Through the first seven games of the Raptors’ playoff run, there was one constant that kept the team moving in a forward direction, the fact that Toronto’s starters had comfortably outplayed their opponents at every turn and found ways to create advantages, and made up for the struggles of nearly every other combination of players. This efficient group had enabled the Raptors to a 5-2 record through those games, and while there was clearly work to be done to solve the issues with the bench and transition lineups to get the team rolling on all cylinders, the starters were as dependable as could be and that gave the team a lot of room for error.
That was, until Thursday night in Philadelphia, when the starters found their first struggles of the playoffs.
There were signs in game two that this might be coming, in some of the adjustments that the Sixers showed in that game, using Joel Embiid to slow down Pascal Siakam and making the other Raptors starters beat them, and then attacking Marc Gasol relentlessly in the pick and roll to generate their own offense. Those things were troubling signs, but in game three, after losing, it was Nick Nurse’s turn to show the next adjustment and turn the series back in the Raptors’ favor. At least, that was the theory, that the Raptors would find some response to the ways the Sixers had stymied them and create new problems for Philadelphia to solve.
Instead, we saw more of what we’d seen in the first two games from the Raptors, and it was the Sixers again making the adjustments. Joel Embiid looked as healthy as he has in this series, and the Sixers used him on Marc Gasol once again so he could freelance on defense and take away the rim from the Raptors while daring Gasol to beat them. Philadelphia came out with the gameplan of making the other Raptors beat them, making them hit open shots, and the Raptors didn’t hit enough of them once again.
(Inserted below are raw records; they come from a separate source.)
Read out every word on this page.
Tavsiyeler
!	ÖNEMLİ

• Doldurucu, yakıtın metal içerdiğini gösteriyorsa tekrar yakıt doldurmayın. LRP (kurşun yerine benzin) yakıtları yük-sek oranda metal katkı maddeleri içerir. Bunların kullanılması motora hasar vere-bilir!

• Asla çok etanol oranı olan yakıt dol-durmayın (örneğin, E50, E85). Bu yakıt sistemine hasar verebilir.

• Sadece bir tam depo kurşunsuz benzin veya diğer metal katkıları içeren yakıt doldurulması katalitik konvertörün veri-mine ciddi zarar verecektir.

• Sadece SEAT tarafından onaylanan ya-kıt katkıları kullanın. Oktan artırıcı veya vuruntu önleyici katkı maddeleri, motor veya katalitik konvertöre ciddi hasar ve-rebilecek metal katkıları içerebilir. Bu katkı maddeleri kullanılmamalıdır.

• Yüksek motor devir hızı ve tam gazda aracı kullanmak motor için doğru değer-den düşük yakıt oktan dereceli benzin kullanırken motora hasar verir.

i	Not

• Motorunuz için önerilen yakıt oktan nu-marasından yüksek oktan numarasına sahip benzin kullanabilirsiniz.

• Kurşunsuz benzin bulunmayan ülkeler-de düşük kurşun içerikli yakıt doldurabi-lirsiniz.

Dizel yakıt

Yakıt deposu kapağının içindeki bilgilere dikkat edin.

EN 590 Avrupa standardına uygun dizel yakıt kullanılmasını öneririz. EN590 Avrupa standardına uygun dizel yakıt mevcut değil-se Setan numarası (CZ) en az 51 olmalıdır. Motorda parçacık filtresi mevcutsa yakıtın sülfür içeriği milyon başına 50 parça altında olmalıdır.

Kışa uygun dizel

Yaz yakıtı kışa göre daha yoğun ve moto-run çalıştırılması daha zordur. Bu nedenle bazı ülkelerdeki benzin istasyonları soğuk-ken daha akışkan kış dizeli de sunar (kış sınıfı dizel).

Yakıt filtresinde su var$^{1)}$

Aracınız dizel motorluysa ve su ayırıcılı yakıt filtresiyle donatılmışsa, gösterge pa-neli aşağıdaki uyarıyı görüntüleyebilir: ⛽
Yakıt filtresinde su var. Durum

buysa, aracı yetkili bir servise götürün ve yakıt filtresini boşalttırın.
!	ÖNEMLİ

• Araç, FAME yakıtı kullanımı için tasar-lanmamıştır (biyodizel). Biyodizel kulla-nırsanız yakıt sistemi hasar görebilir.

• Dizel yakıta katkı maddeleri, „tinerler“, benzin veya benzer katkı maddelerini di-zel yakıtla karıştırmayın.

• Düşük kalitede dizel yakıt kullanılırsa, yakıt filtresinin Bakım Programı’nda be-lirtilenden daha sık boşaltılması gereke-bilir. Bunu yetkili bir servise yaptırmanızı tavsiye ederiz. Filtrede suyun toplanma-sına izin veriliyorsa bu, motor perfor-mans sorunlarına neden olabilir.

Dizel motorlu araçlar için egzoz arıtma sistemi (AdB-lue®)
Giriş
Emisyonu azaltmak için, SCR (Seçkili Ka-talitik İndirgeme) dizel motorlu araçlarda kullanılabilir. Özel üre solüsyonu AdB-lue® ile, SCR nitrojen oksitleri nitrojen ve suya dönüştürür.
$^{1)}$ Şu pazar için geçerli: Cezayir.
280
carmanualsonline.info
The Raptors starters had trouble finding any offense aside from Kawhi Leonard, who was once again transcendant, but couldn’t do everything himself despite his best efforts. Philadelphia simply had an answer for everything else the Raptors had. They made life difficult whenever Toronto tried to go to the basket and they were able to consistently create solid offense of their own, with all five Sixers starters scoring in double digits. The Raptors simply didn’t have any adjustments in the tank for anything Philly was doing on Thursday, and they paid the price with going down 2-1 in the series.
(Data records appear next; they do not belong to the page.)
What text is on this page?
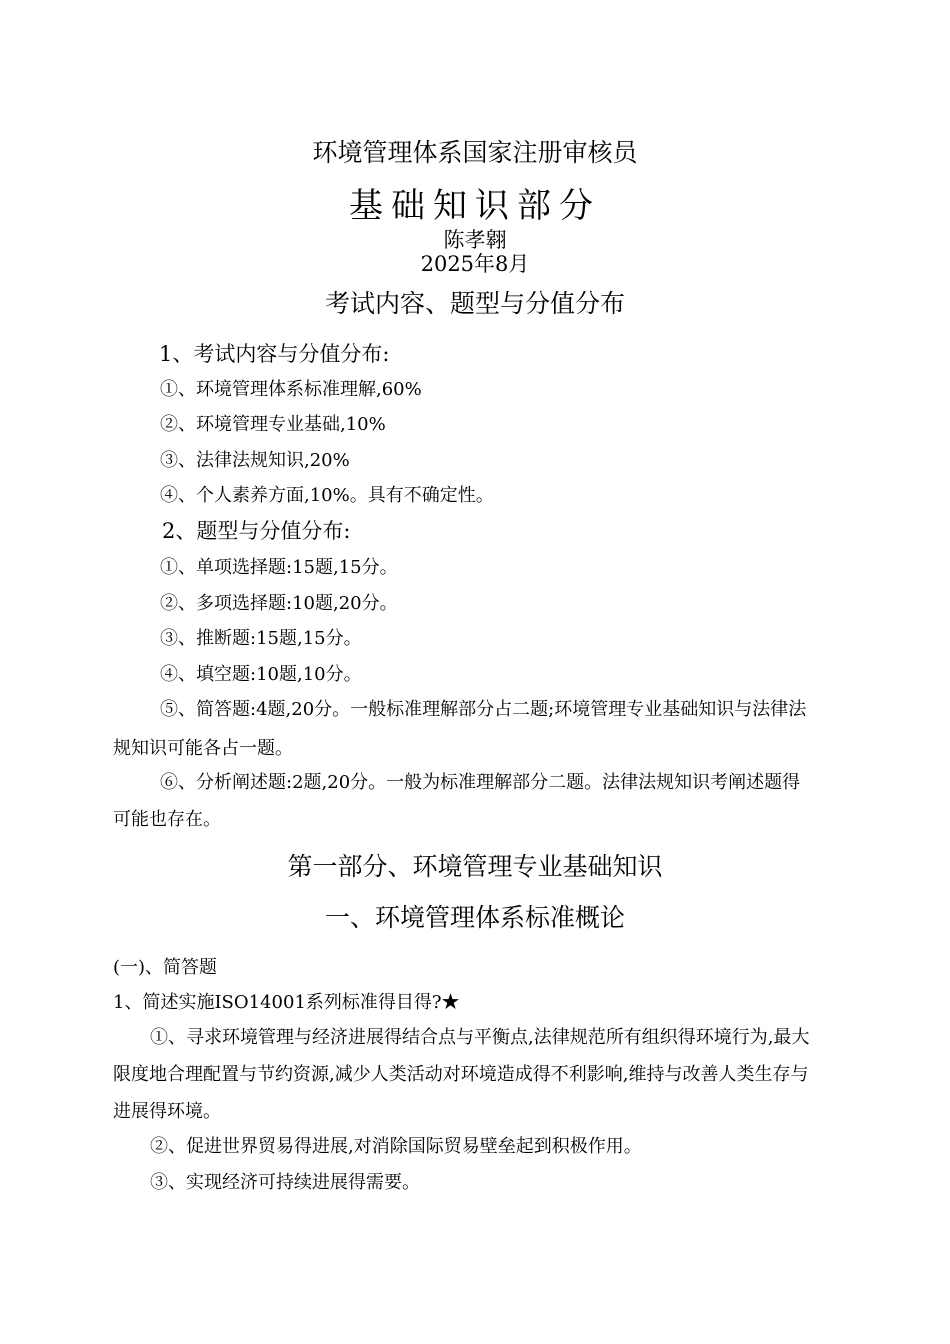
环境管理体系国家注册审核员
基础知识部分
陈孝翱
2025年8月
考试内容、题型与分值分布
1、考试内容与分值分布:
①、环境管理体系标准理解,60%
②、环境管理专业基础,10%
③、法律法规知识,20%
④、个人素养方面,10%。具有不确定性。
2、题型与分值分布:
①、单项选择题:15题,15分。
②、多项选择题:10题,20分。
③、推断题:15题,15分。
④、填空题:10题,10分。
⑤、简答题:4题,20分。一般标准理解部分占二题;环境管理专业基础知识与法律法
规知识可能各占一题。
⑥、分析阐述题:2题,20分。一般为标准理解部分二题。法律法规知识考阐述题得
可能也存在。
第一部分、环境管理专业基础知识
一、环境管理体系标准概论
(一)、简答题
1、简述实施ISO14001系列标准得目得?★
①、寻求环境管理与经济进展得结合点与平衡点,法律规范所有组织得环境行为,最大
限度地合理配置与节约资源,减少人类活动对环境造成得不利影响,维持与改善人类生存与
进展得环境。
②、促进世界贸易得进展,对消除国际贸易壁垒起到积极作用。
③、实现经济可持续进展得需要。
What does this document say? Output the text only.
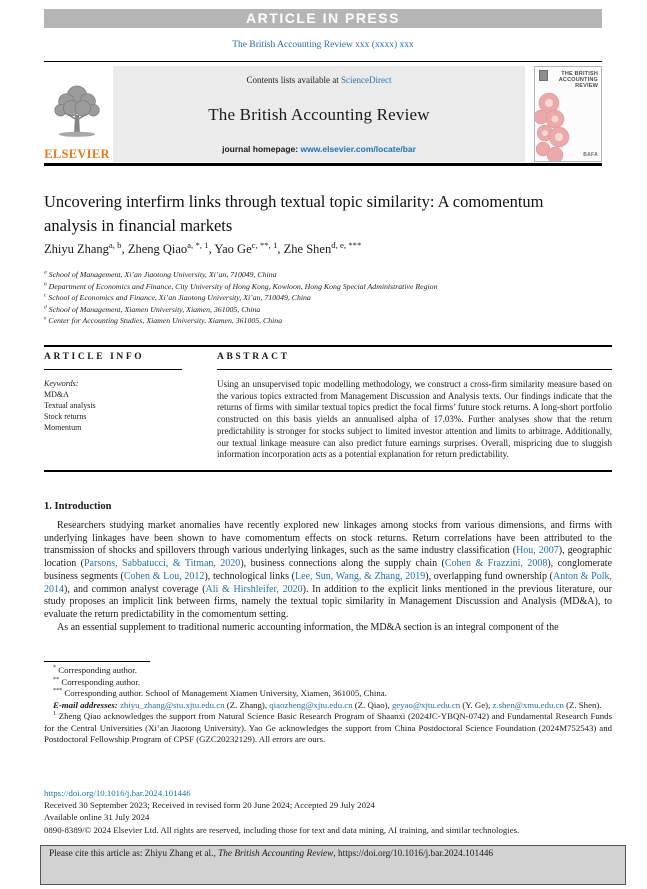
ARTICLE IN PRESS
The British Accounting Review xxx (xxxx) xxx
ELSEVIER
Contents lists available at ScienceDirect
The British Accounting Review
journal homepage: www.elsevier.com/locate/bar
THE BRITISH ACCOUNTING REVIEW
BAFA
Uncovering interfirm links through textual topic similarity: A comomentum analysis in financial markets
Zhiyu Zhang$^{a, b}$, Zheng Qiao$^{a, *, 1}$, Yao $Ge^{c, **, 1}$, Zhe Shen$^{d, e, ***}$
$^a$ School of Management, Xi’an Jiaotong University, Xi’an, 710049, China
$^b$ Department of Economics and Finance, City University of Hong Kong, Kowloon, Hong Kong Special Administrative Region
$^c$ School of Economics and Finance, Xi’an Jiaotong University, Xi’an, 710049, China
$^d$ School of Management, Xiamen University, Xiamen, 361005, China
$^e$ Center for Accounting Studies, Xiamen University, Xiamen, 361005, China
ARTICLE INFO
Keywords:
MD&A
Textual analysis
Stock returns
Momentum
ABSTRACT
Using an unsupervised topic modelling methodology, we construct a cross-firm similarity measure based on the various topics extracted from Management Discussion and Analysis texts. Our findings indicate that the returns of firms with similar textual topics predict the focal firms’ future stock returns. A long-short portfolio constructed on this basis yields an annualised alpha of 17.03%. Further analyses show that the return predictability is stronger for stocks subject to limited investor attention and limits to arbitrage. Additionally, our textual linkage measure can also predict future earnings surprises. Overall, mispricing due to sluggish information incorporation acts as a potential explanation for return predictability.
1. Introduction

Researchers studying market anomalies have recently explored new linkages among stocks from various dimensions, and firms with underlying linkages have been shown to have comomentum effects on stock returns. Return correlations have been attributed to the transmission of shocks and spillovers through various underlying linkages, such as the same industry classification (Hou, 2007), geographic location (Parsons, Sabbatucci, & Titman, 2020), business connections along the supply chain (Cohen & Frazzini, 2008), conglomerate business segments (Cohen & Lou, 2012), technological links (Lee, Sun, Wang, & Zhang, 2019), overlapping fund ownership (Anton & Polk, 2014), and common analyst coverage (Ali & Hirshleifer, 2020). In addition to the explicit links mentioned in the previous literature, our study proposes an implicit link between firms, namely the textual topic similarity in Management Discussion and Analysis (MD&A), to evaluate the return predictability in the comomentum setting.

As an essential supplement to traditional numeric accounting information, the MD&A section is an integral component of the

* Corresponding author.

** Corresponding author.

*** Corresponding author. School of Management Xiamen University, Xiamen, 361005, China.

E-mail addresses: zhiyu_zhang@stu.xjtu.edu.cn (Z. Zhang), qiaozheng@xjtu.edu.cn (Z. Qiao), geyao@xjtu.edu.cn (Y. Ge), z.shen@xmu.edu.cn (Z. Shen).

$^1$ Zheng Qiao acknowledges the support from Natural Science Basic Research Program of Shaanxi (2024JC-YBQN-0742) and Fundamental Research Funds for the Central Universities (Xi’an Jiaotong University). Yao Ge acknowledges the support from China Postdoctoral Science Foundation (2024M752543) and Postdoctoral Fellowship Program of CPSF (GZC20232129). All errors are ours.

https://doi.org/10.1016/j.bar.2024.101446
Received 30 September 2023; Received in revised form 20 June 2024; Accepted 29 July 2024
Available online 31 July 2024
0890-8389/© 2024 Elsevier Ltd. All rights are reserved, including those for text and data mining, AI training, and similar technologies.
Please cite this article as: Zhiyu Zhang et al., The British Accounting Review, https://doi.org/10.1016/j.bar.2024.101446
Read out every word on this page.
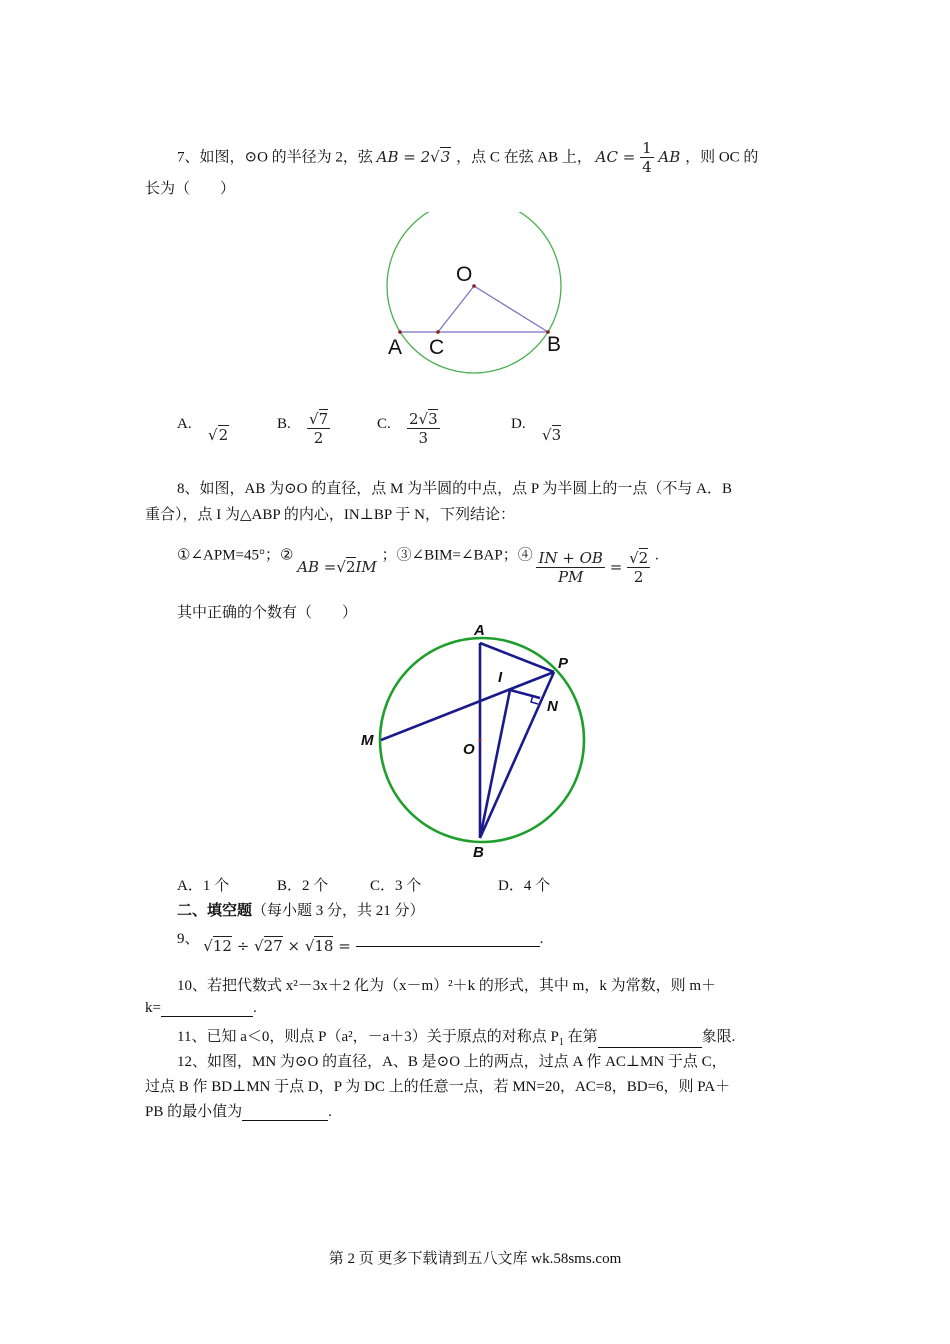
7、如图，⊙O 的半径为 2，弦 AB = 2√3 ，点 C 在弦 AB 上， AC = $\frac{1}{4}$ AB ，则 OC 的
长为（　　）
O
A C	B
A.
√2
B. $\frac{√7}{2}$	C. $\frac{2√3}{3}$	D.
√3
8、如图，AB 为⊙O 的直径，点 M 为半圆的中点，点 P 为半圆上的一点（不与 A．B
重合），点 I 为△ABP 的内心，IN⊥BP 于 N，下列结论：
①∠APM=45°；② AB =√2IM ；③∠BIM=∠BAP；④ $\frac{IN + OB}{PM} = \frac{√2}{2}$ .
其中正确的个数有（　　）
A
P
I
N
M
O
B
A．1 个	B．2 个	C．3 个	D．4 个
二、填空题（每小题 3 分，共 21 分）
9、 √12 ÷ √27 × √18 =	.
10、若把代数式 x²－3x＋2 化为（x－m）²＋k 的形式，其中 m，k 为常数，则 m＋
k=	.
11、已知 a＜0，则点 P（a²，－a＋3）关于原点的对称点 $P_1$ 在第	象限.
12、如图，MN 为⊙O 的直径，A、B 是⊙O 上的两点，过点 A 作 AC⊥MN 于点 C，
过点 B 作 BD⊥MN 于点 D，P 为 DC 上的任意一点，若 MN=20，AC=8，BD=6，则 PA＋
PB 的最小值为	.
第 2 页 更多下载请到五八文库 wk.58sms.com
The Raptors have the individual talent to be in any game against nearly any opponent, but at some point, there has to be something more than that. There has to be a way that the gameplan creates something, whether that’s a defense that can counter the Sixers’ adjustments, or an offensive wrinkle to open up holes in the Philly defense, and there has been nothing thus far in the series from Nick Nurse. With game four on Sunday and the risk of returning home down 3-1 in the series very real, it’s time for Nurse to earn his reputation for creativity and bring some answers, and put the pressure on Brett Brown and the Sixers to have some answers of their own.
Otherwise, the Raptors are left with just the hope that Kawhi Leonard can be enough, that his historic playoff run can find yet another gear to carry the Raptors forward, and that his teammates can somehow bring their individual talent in line with his. That shouldn’t be the ask, but without a better gameplan, that’s all the Raptors are left with.